Amen on syntax highlighting. We collectively have wasted a staggering amount of tine on this finnicky anti-feature. Personally I used it for at least a decade until I finally realized it was 98% distraction. When you think about it, it becomes obvious that almost all code you are reading must be syntactically correct, unless you've recently edited it. If the language needs syntax highlighting to be legible, that is a language issue. My theory for why it is so popular is that it can be low hanging fruit for validating code that is faster than the full compiler. But even in that case, I only want syntax errors to be highlighted. To me, syntax highlighting of correct code is simply unnecessary noise.

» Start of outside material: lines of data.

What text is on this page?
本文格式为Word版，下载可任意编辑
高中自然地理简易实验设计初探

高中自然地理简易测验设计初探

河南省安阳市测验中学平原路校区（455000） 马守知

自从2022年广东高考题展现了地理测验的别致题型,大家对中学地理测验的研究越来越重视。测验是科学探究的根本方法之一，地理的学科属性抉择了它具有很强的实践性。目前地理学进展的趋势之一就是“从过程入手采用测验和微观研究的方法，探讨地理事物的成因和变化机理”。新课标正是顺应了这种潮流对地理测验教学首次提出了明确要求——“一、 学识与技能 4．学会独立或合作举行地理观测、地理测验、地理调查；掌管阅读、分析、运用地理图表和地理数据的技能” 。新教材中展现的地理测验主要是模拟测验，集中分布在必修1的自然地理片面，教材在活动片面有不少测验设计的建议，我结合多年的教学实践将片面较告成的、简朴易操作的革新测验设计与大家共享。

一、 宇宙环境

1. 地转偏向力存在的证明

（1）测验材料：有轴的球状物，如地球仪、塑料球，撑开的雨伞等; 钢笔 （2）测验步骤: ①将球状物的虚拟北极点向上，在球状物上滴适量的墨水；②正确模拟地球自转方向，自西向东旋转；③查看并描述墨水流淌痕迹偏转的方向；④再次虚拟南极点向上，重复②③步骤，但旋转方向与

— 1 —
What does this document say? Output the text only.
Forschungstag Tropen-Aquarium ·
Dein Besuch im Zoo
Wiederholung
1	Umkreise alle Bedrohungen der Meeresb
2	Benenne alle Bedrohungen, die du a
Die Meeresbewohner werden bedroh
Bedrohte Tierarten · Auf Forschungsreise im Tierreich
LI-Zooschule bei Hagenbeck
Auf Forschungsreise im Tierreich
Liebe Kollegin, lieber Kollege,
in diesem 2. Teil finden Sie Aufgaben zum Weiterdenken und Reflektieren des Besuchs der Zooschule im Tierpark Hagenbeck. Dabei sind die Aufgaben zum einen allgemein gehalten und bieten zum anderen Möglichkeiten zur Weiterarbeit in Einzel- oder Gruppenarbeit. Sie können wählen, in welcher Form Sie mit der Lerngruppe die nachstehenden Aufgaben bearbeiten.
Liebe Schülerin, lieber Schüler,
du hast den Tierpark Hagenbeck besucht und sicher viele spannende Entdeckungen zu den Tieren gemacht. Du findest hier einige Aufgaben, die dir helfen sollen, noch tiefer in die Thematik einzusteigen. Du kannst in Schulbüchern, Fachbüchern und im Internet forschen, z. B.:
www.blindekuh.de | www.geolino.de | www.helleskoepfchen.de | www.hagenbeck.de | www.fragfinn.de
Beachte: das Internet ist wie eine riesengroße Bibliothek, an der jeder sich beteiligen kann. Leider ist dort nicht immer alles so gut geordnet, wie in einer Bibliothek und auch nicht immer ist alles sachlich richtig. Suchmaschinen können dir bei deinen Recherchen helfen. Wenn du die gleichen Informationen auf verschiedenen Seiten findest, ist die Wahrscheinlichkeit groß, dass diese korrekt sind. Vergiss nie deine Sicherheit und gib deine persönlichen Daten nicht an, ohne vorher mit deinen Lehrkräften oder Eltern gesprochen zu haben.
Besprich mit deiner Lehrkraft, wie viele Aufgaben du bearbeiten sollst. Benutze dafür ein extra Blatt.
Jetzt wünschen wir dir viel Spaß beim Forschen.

That being said, if you genuinely believe syntax highlighting makes you more productive, I won't argue with you. I just think it's unfortunate it's been made the default in most cases.

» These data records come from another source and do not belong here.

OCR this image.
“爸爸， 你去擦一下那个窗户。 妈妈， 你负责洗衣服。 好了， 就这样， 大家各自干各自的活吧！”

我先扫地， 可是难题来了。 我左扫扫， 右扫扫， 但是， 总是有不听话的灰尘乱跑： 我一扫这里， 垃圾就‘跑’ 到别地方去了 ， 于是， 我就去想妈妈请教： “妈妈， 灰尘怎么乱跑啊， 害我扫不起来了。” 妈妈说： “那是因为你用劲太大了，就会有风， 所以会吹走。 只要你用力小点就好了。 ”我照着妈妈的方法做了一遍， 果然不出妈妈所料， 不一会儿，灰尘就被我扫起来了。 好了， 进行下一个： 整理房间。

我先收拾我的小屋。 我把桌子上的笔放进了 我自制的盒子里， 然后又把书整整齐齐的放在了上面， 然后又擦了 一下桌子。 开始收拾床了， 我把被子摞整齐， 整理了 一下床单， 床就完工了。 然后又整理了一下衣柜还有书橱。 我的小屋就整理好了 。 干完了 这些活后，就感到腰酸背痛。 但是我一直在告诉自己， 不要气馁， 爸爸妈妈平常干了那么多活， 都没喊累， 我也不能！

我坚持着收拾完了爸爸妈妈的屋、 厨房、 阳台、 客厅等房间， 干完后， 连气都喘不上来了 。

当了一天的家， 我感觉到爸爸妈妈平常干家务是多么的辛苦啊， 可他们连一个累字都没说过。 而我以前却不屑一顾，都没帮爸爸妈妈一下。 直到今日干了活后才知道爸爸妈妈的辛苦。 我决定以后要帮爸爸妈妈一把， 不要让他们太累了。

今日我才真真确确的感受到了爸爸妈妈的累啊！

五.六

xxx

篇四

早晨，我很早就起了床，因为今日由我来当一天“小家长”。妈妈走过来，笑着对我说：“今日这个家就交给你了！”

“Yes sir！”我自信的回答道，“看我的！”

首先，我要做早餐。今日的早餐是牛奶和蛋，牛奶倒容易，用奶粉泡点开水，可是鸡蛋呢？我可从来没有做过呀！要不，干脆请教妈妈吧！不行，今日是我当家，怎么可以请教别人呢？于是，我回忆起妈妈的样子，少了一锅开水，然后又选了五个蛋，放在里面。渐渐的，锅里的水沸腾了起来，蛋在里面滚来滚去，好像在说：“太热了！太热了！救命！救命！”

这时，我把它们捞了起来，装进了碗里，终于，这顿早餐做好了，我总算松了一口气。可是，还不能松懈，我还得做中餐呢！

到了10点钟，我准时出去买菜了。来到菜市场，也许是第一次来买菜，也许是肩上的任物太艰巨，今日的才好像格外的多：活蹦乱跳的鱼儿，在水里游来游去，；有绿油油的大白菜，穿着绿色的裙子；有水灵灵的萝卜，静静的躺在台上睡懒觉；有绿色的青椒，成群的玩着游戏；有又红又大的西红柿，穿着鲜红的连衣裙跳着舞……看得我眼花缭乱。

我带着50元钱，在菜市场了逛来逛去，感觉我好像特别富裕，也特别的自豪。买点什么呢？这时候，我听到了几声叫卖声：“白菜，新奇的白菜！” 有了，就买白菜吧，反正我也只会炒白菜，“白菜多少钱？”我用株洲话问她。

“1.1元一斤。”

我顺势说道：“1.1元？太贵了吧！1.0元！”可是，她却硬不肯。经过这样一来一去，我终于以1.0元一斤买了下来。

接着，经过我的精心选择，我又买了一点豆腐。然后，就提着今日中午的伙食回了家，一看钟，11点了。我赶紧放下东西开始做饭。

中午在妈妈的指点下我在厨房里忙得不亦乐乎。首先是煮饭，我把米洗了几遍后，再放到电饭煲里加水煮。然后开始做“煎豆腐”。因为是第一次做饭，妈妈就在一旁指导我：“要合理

It never occurred to me to not like syntax highlighting but with a moment’s reflection, I’ll say that it’s especially helpful for other people’s code, and data. And dumb things like HTML. And my shell prompt.
It allows me to skip over code and not thoroughly read it.

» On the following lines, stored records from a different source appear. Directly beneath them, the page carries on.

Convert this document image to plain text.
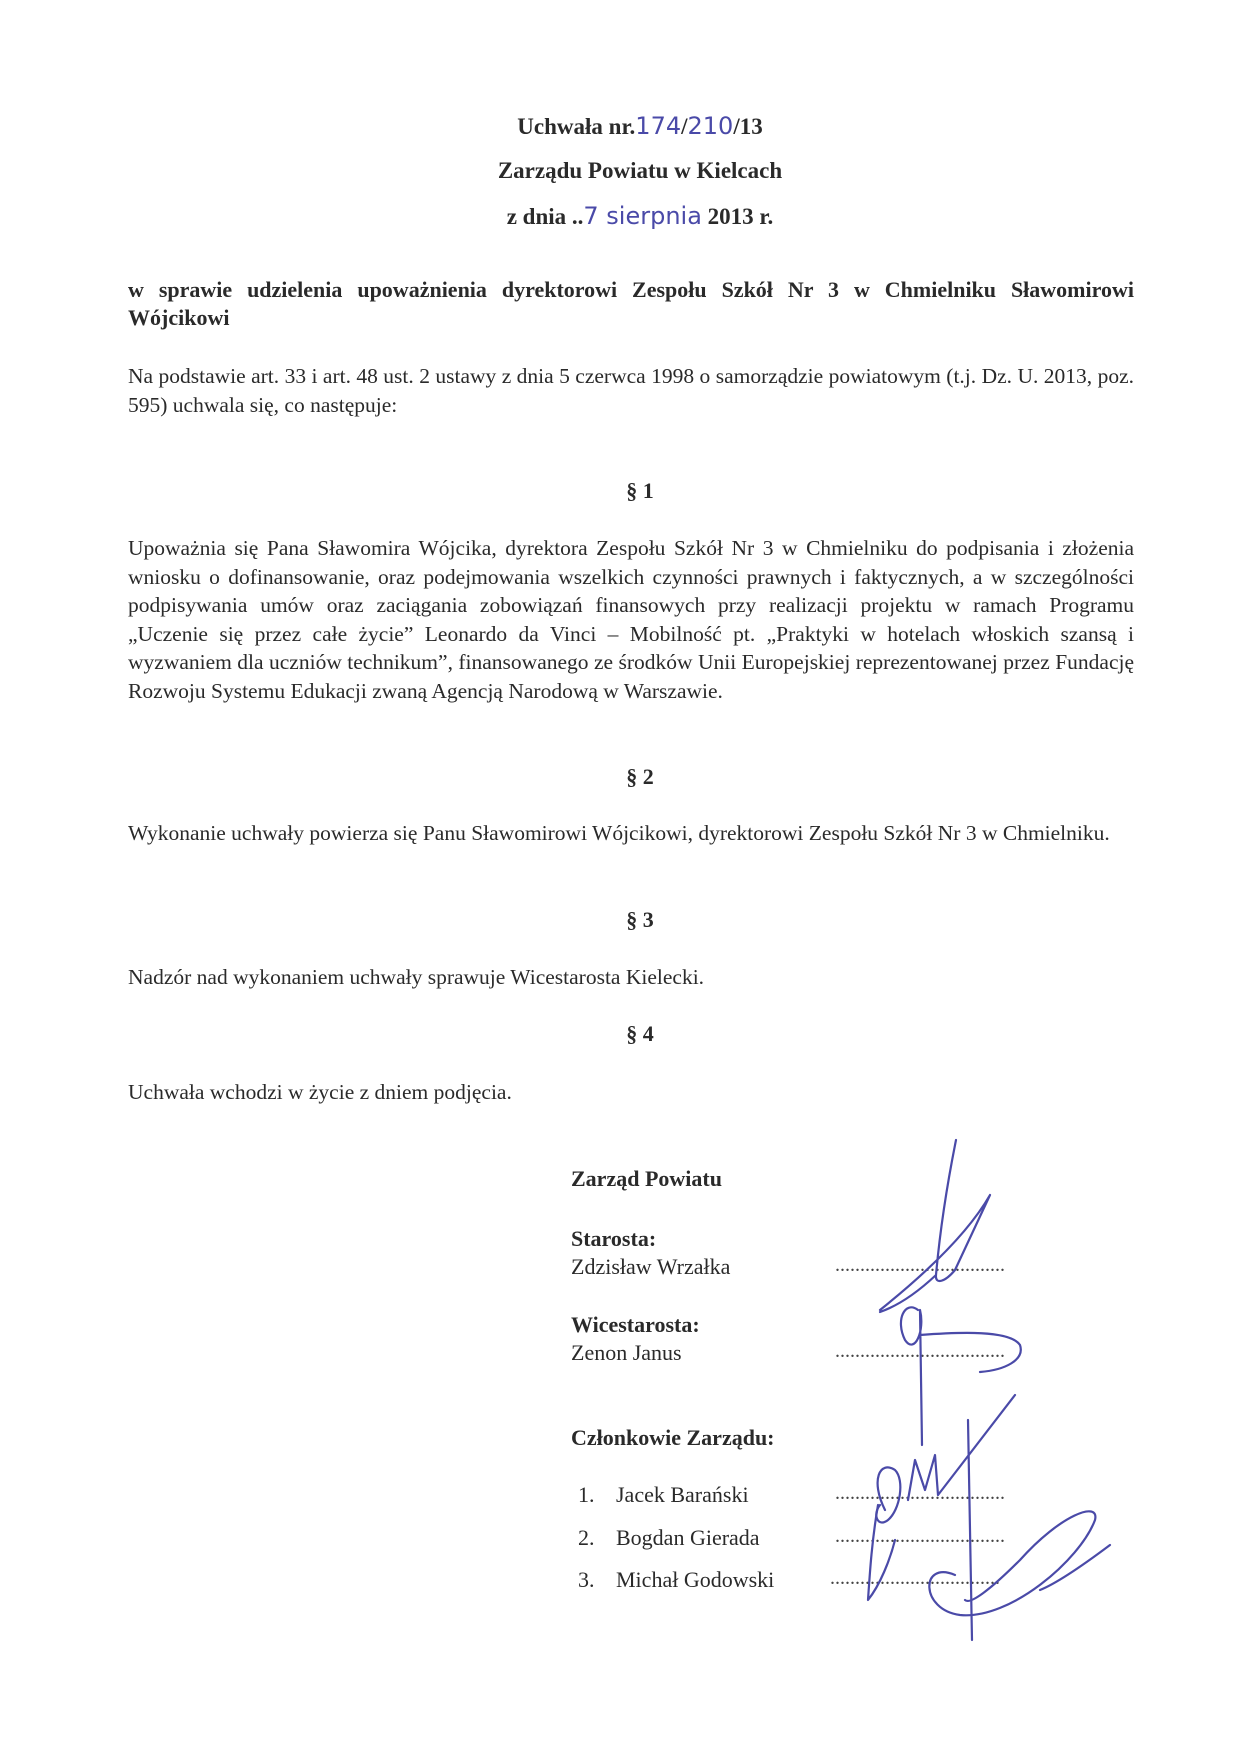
Uchwała nr.174/210/13
Zarządu Powiatu w Kielcach
z dnia ..7 sierpnia 2013 r.
w sprawie udzielenia upoważnienia dyrektorowi Zespołu Szkół Nr 3 w Chmielniku Sławomirowi Wójcikowi
Na podstawie art. 33 i art. 48 ust. 2 ustawy z dnia 5 czerwca 1998 o samorządzie powiatowym (t.j. Dz. U. 2013, poz. 595) uchwala się, co następuje:
§ 1
Upoważnia się Pana Sławomira Wójcika, dyrektora Zespołu Szkół Nr 3 w Chmielniku do podpisania i złożenia wniosku o dofinansowanie, oraz podejmowania wszelkich czynności prawnych i faktycznych, a w szczególności podpisywania umów oraz zaciągania zobowiązań finansowych przy realizacji projektu w ramach Programu „Uczenie się przez całe życie” Leonardo da Vinci – Mobilność pt. „Praktyki w hotelach włoskich szansą i wyzwaniem dla uczniów technikum”, finansowanego ze środków Unii Europejskiej reprezentowanej przez Fundację Rozwoju Systemu Edukacji zwaną Agencją Narodową w Warszawie.
§ 2
Wykonanie uchwały powierza się Panu Sławomirowi Wójcikowi, dyrektorowi Zespołu Szkół Nr 3 w Chmielniku.
§ 3
Nadzór nad wykonaniem uchwały sprawuje Wicestarosta Kielecki.
§ 4
Uchwała wchodzi w życie z dniem podjęcia.
Zarząd Powiatu
Starosta:
Zdzisław Wrzałka	..................................
Wicestarosta:
Zenon Janus	..................................
Członkowie Zarządu:
1. Jacek Barański	..................................
2. Bogdan Gierada	..................................
3. Michał Godowski	..................................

ie. a colour for variables, methods, objects, strings, numbers.
So I can see a bit of code and see it's {variable}.{MethodName}({string}, {number}) and can generalise what that code is doing without needing to read the entire line and parse it myself.
It's invaluable to me for pattern recognition. Colors add a layer of contrasting, immediately parse-able information to a block of code that can make it recognizable at a glance, more unique than a pure grapheme skimming heuristic. I don't find it distracting, as when I'm actually reading the code I just tune it out. I don't need it, but it's definitely nice to have in a codebase with larger files.
That being said, if you genuinely believe syntax highlighting makes you more productive, I won't argue with you. I just think it's unfortunate it's been made the default in most cases.